The neighborhood sits on the southeastern edge of the city, sun-drenched on the days when the rest of San Francisco is fogged in, with long sight lines toward the bay. It's been a working-class district for generations — Black families who bought in decades ago, AAPI households more recently arrived, a mix of light industrial lots and modest homes on the same block. The longtime owners are visible in the way longtime owners always are: the house with the good fence, the garden that takes up the whole parkway strip.
People who've moved here with young kids describe something specific about the vibe — friendlier than expected, less volatile than some more-trafficked neighborhoods closer to downtown. One former resident who lived on Van Dyke for several years before buying in Oakland said the weekends were genuinely quiet, which was the part that surprised her.

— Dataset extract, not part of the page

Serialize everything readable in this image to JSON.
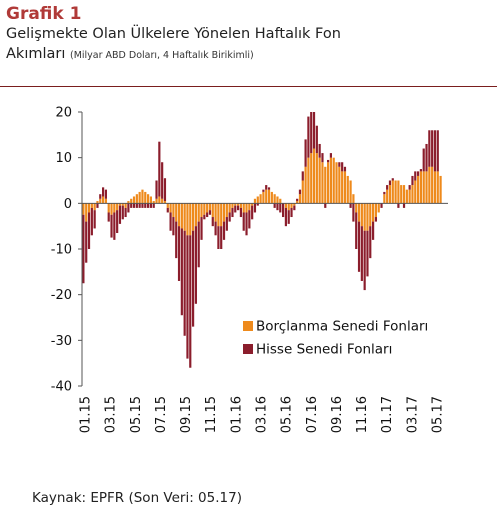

Another said she walked her infant around without a car for years and only moved when school logistics made it necessary. "If we'd had a garage," she noted, with the particular wistfulness of a transit calculation that almost went the other way.
All Good Pizza on Third Street is where people point newcomers, along with a handful of other spots that have been threading into what was, until recently, a genuine food desert. Some of that is filling in — slowly, and not in the direction of the kinds of openings that get covered in the food press.
The reputation for drug activity hasn't fully lifted, though residents who've been here through various phases say the character of it was always different from the Tenderloin's compressed volatility. Recent months have brought more visible enforcement along some of the commercial corridors.
Someone walking down Van Dyke tomorrow would notice the tightness of the parking, the mix of garage doors and front stoops, and the particular quiet of a neighborhood that hasn't yet become a destination.